Frank von Thun meint
Axel Schweiß meint „Aha, aber was hat das mit Tesla zu tun?“
Musk ist böse, die anderen sind nur gestolperte Engel ;-)
Haubentaucher meint
Ich ergänze gerne:
https://www.spiegel.de/wirtschaft/vw-affaere-sexpartys-und-vergnuegungsreisen-a-460261.html
M. meint
Ja, unzumutbar.
Aber gerne noch was nachreichen, das keine 18 Jahre alt ist.
ZastaCrocket meint
Ah ja. Und weil die das verschwiegen haben sollte man am besten auch nichts Negatives über die Zustände in der Fabrik in Brandenburg schreiben, richtig? Oder seine Meinung dazu äußern? Ich für meine Person lebe in Deutschland und interessiere mich in erster Linie für die Einhaltung von Standards in diesem Land. Die chinesische oder brasilianische Regierung darf den dort tätigen Konzernen gerne einen Riegel vorschieben, wenn sie sich nicht rechtskonform verhalten. Ich habe auch kein Problem damit, wenn die dort lebende Bevölkerung das Vorgehen dieser Firmen verurteilt oder die Produkte beukottiert.
Jeff Healey meint
Ich habe nichts gegen die Einhaltung unserer Rechte und Gesetze gesagt.
Ich mag auch Hu.ms Beiträge in der Regel.
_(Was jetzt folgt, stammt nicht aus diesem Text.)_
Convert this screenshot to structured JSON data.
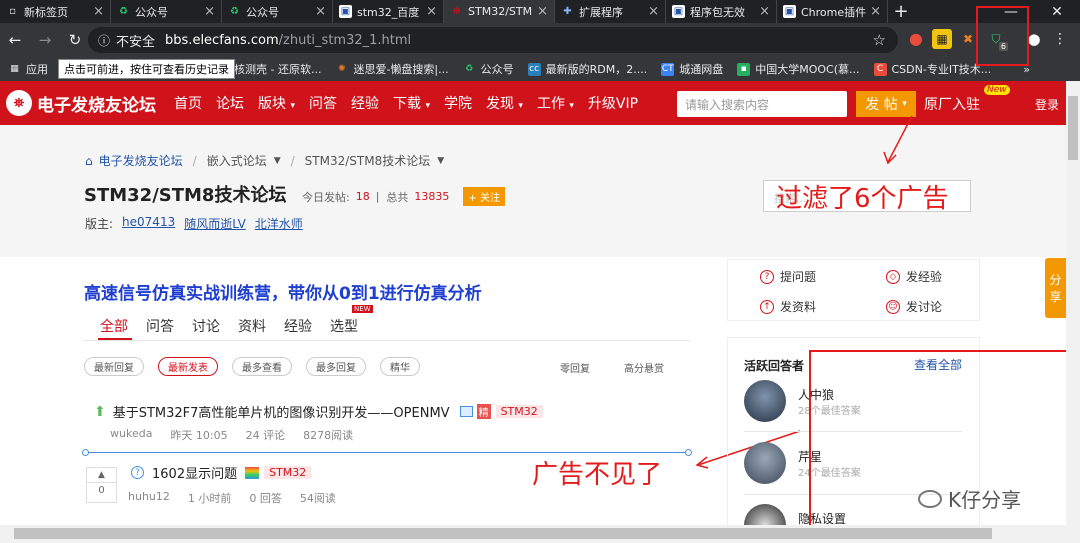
{
  "browser": {
    "tabs": [
      {
        "title": "新标签页",
        "icon": "blank-page-icon"
      },
      {
        "title": "公众号",
        "icon": "wechat-icon"
      },
      {
        "title": "公众号",
        "icon": "wechat-icon"
      },
      {
        "title": "stm32_百度",
        "icon": "elecfans-icon"
      },
      {
        "title": "STM32/STM",
        "icon": "elecfans-icon"
      },
      {
        "title": "扩展程序",
        "icon": "puzzle-icon"
      },
      {
        "title": "程序包无效",
        "icon": "elecfans-icon"
      },
      {
        "title": "Chrome插件",
        "icon": "elecfans-icon"
      }
    ],
    "new_tab": "+",
    "security": "不安全",
    "url_host": "bbs.elecfans.com",
    "url_path": "/zhuti_stm32_1.html",
    "ext_badge": "6",
    "tooltip": "点击可前进，按住可查看历史记录",
    "bookmarks": [
      {
        "label": "应用",
        "icon": "apps-icon",
        "color": "#e8eaed"
      },
      {
        "label": "核测壳 - 还原软...",
        "icon": "blank-page-icon",
        "color": "#aaaaaa"
      },
      {
        "label": "迷思爱-懒盘搜索|...",
        "icon": "gear-icon",
        "color": "#e67e22"
      },
      {
        "label": "公众号",
        "icon": "wechat-icon",
        "color": "#2ecc71"
      },
      {
        "label": "最新版的RDM，2....",
        "icon": "cc-icon",
        "color": "#2980b9"
      },
      {
        "label": "城通网盘",
        "icon": "ct-icon",
        "color": "#3b82f6"
      },
      {
        "label": "中国大学MOOC(慕...",
        "icon": "mooc-icon",
        "color": "#27ae60"
      },
      {
        "label": "CSDN-专业IT技术...",
        "icon": "csdn-icon",
        "color": "#e74c3c"
      }
    ]
  },
  "site": {
    "logo": "电子发烧友论坛",
    "nav": [
      "首页",
      "论坛",
      "版块",
      "问答",
      "经验",
      "下载",
      "学院",
      "发现",
      "工作",
      "升级VIP"
    ],
    "search_placeholder": "请输入搜索内容",
    "post_btn": "发 帖",
    "yuanchang": "原厂入驻",
    "new_badge": "New",
    "login": "登录"
  },
  "forum": {
    "crumbs": [
      "电子发烧友论坛",
      "嵌入式论坛",
      "STM32/STM8技术论坛"
    ],
    "title": "STM32/STM8技术论坛",
    "today_label": "今日发帖:",
    "today_count": "18",
    "total_label": "总共",
    "total_count": "13835",
    "follow": "+ 关注",
    "mods_label": "版主:",
    "mods": [
      "he07413",
      "随风而逝LV",
      "北洋水师"
    ],
    "ad_faint": "搜索..."
  },
  "annotations": {
    "filtered": "过滤了6个广告",
    "ad_gone": "广告不见了"
  },
  "main": {
    "banner": "高速信号仿真实战训练营，带你从0到1进行仿真分析",
    "tabs": [
      "全部",
      "问答",
      "讨论",
      "资料",
      "经验",
      "选型"
    ],
    "tab_new": "NEW",
    "filters": [
      "最新回复",
      "最新发表",
      "最多查看",
      "最多回复",
      "精华"
    ],
    "right_filters": [
      "零回复",
      "高分悬赏"
    ],
    "post1": {
      "title": "基于STM32F7高性能单片机的图像识别开发——OPENMV",
      "jing": "精",
      "tag": "STM32",
      "author": "wukeda",
      "time": "昨天 10:05",
      "comments": "24 评论",
      "reads": "8278阅读"
    },
    "post2": {
      "votes": "0",
      "title": "1602显示问题",
      "tag": "STM32",
      "author": "huhu12",
      "time": "1 小时前",
      "answers": "0 回答",
      "reads": "54阅读"
    }
  },
  "sidebar": {
    "actions": [
      {
        "label": "提问题",
        "icon": "question-icon"
      },
      {
        "label": "发经验",
        "icon": "diamond-icon"
      },
      {
        "label": "发资料",
        "icon": "upload-icon"
      },
      {
        "label": "发讨论",
        "icon": "chat-icon"
      }
    ],
    "active_title": "活跃回答者",
    "view_all": "查看全部",
    "answerers": [
      {
        "name": "人中狼",
        "count": "28个最佳答案"
      },
      {
        "name": "芹星",
        "count": "24个最佳答案"
      },
      {
        "name": "隐私设置",
        "count": ""
      }
    ],
    "share": [
      "分",
      "享"
    ]
  },
  "watermark": "K仔分享",
  "colors": {
    "brand_red": "#d0121b",
    "orange": "#f39800",
    "annotation_red": "#e51b1b"
  }
}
Seine Pauschalisierung „typisch Ami“ fand ich jedoch deplatziert und unglücklich. Ich wollte daher darauf hinweisen, dass die Allgemeinheit bei einigen einheimische Unternehmen in der Vergangenheit eher mal ein oder zwei Augen zugedrückt hat, und man sich mit pauschalisierenden Aussagen zurückhalten sollte (Glashaus/Stein).
Tinto meint
Der nächste kommt dann mit Nordkorea um die Ecke als Rechtfertigung für die schlimmen Arbeitsbedingungen in Grünheide.